Dumping is an action applying to nothing. Understand “dump” as dumping.

Carry out dumping:
debug node position in the Table of Visited Nodes.
[say “Table of Visited Nodes[line break]”;
repeat through the Table of Visited Nodes:
say “[node position entry]; [F-score entry].”]

To debug (TC - a table column) in (T - a table name):
(- TableColumnDebug({T}, {TC}); -)[/code][/spoiler]

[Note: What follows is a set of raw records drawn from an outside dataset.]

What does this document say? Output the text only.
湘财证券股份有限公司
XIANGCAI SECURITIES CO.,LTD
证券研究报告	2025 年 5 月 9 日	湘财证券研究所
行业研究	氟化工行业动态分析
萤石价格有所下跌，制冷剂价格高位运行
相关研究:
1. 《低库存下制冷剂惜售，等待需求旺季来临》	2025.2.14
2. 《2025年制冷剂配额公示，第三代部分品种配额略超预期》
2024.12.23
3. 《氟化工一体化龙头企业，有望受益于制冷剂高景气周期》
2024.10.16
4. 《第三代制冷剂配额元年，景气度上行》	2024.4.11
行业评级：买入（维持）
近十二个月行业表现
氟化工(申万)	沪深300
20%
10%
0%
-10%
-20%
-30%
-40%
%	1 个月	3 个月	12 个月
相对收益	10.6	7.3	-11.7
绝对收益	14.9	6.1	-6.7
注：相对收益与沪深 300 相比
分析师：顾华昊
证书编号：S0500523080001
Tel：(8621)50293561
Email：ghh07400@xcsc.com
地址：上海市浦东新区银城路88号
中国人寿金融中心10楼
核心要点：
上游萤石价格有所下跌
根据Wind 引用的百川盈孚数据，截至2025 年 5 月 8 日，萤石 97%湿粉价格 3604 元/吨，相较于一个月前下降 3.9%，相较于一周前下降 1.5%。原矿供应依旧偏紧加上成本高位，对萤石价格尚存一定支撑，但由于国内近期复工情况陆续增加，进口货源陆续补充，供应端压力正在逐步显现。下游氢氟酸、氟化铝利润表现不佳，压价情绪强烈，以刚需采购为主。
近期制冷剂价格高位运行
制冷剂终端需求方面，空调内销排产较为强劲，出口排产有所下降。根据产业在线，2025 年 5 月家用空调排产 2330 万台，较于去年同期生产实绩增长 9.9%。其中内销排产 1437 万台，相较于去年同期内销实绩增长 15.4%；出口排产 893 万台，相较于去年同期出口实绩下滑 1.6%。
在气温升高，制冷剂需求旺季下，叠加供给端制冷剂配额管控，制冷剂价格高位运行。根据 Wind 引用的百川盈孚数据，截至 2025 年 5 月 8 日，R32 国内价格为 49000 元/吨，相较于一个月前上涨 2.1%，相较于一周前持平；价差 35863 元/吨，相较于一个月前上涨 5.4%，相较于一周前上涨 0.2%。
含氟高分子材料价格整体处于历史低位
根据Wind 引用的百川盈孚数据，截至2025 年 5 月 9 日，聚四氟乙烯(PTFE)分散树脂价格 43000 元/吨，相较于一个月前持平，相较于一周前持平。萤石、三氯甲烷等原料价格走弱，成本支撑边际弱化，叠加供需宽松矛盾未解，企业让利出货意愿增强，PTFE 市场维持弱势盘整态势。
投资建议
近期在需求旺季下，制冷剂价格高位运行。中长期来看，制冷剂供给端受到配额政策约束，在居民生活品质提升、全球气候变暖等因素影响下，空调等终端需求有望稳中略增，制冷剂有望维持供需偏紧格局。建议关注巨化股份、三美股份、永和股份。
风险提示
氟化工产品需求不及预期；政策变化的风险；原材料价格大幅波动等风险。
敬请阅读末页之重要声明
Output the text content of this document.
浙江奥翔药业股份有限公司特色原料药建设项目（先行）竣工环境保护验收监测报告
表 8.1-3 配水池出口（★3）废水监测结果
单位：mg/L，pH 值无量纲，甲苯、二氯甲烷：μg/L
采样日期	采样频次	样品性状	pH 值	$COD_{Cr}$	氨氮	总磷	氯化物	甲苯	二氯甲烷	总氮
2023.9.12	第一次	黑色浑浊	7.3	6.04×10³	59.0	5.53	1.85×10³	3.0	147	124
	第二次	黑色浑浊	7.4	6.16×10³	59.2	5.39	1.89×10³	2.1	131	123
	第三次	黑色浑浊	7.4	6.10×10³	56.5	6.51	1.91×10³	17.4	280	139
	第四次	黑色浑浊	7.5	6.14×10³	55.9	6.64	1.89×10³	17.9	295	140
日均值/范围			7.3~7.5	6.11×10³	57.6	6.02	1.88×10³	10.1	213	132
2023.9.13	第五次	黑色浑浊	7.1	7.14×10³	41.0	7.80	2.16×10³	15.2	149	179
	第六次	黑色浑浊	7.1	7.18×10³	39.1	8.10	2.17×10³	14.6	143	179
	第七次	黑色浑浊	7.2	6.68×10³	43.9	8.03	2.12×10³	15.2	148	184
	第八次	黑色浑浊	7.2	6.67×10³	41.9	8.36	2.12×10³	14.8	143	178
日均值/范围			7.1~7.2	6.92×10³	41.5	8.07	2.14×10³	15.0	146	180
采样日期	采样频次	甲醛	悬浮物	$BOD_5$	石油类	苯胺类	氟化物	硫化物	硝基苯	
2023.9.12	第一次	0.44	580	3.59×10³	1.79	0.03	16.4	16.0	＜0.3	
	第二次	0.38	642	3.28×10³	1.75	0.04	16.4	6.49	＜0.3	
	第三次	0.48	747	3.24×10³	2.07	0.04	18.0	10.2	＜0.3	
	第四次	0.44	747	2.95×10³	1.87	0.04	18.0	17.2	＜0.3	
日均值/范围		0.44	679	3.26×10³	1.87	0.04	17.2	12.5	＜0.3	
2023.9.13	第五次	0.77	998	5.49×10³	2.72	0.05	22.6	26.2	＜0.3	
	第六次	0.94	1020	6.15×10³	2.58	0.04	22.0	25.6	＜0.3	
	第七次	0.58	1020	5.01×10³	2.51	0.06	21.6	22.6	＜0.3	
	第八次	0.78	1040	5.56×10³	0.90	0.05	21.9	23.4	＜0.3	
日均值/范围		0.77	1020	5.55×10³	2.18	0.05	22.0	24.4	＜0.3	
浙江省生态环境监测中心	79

I’m looking for slow algorithms that together will provide a somewhat comprehensive performance stress test of our interpreters. So the ideal test would be something you actually wanted to use, but was too slow so you couldn’t. Then we can use the tests to profile our interpreters to find what’s slow, and prove that our interpreter changes actually help. (Of course a lot of the time the solution will be a better algorithm, but this extension will help with that too!)

So your code looks good. I’ll have to strip out all the printing code though.

If anyone hits this topic off search engine, like I did today, there is a newer version of the extension at: raw.githubusercontent.com/i7/ex … arking.i7x
Version 1/130803 of Benchmarking (for Glulx only) by Dannii Willis

Thank you Dannii. As we are moving more into a diverse set of mobile devices, some of which are ultra-conservative on battery, it might make sense to add a BogoMIPS like fast call in this extension so that an Inform 7 story could make choices based on how fast the device interpreter is? For example, on slow Glulx interpreters like Incant for Android - a loading message could be presented.

Extension Version 1/130803 doesn’t currently build on Inform 7 build 6M62. Error:

In Part 2 - The interface unindexed in the extension Benchmarking by Dannii
  Willis:
  >--> The table 'Table of User Styles (continued)' (~/Inform/Extensions/dannii
    willis/benchmarking.i7x, line 506) won't work as a continuation, because it
    contains a column not found in the original 'Table of User Styles' (~/Inform/Extensions/jon
    ingold/flexible windows.i7x, line 614).
    The old table has columns: window, style name, background color, color, first
    line indentation, fixed width, font weight, indentation, italic,
    justification, relative size, reversed.
    The new table has columns: style name, glulx color.

I reworked the Glk color table and got that to compile, but now it has another compile error on Inform 7 build 6M62. Version 1/130803 of Benchmarking (for Glulx only) by Dannii Willis:

In Part 1 - The framework, Section - Real numbers unindexed in the extension
  Benchmarking by Dannii Willis:
  >--> You wrote 'R1 specifies a real number' (~/Inform/Extensions/dannii
    willis/benchmarking.i7x, line 203): but you can only specify ways to write
    new kinds of value, as created with sentences like 'A weight is a kind of
    value.', and not the built-in ones like 'number' or 'time'.

Assistance appreciated.

Inform now has native real-number support. You could change the extension to use this, or (easier) change all occurrences of “real number” to “custom number” or such.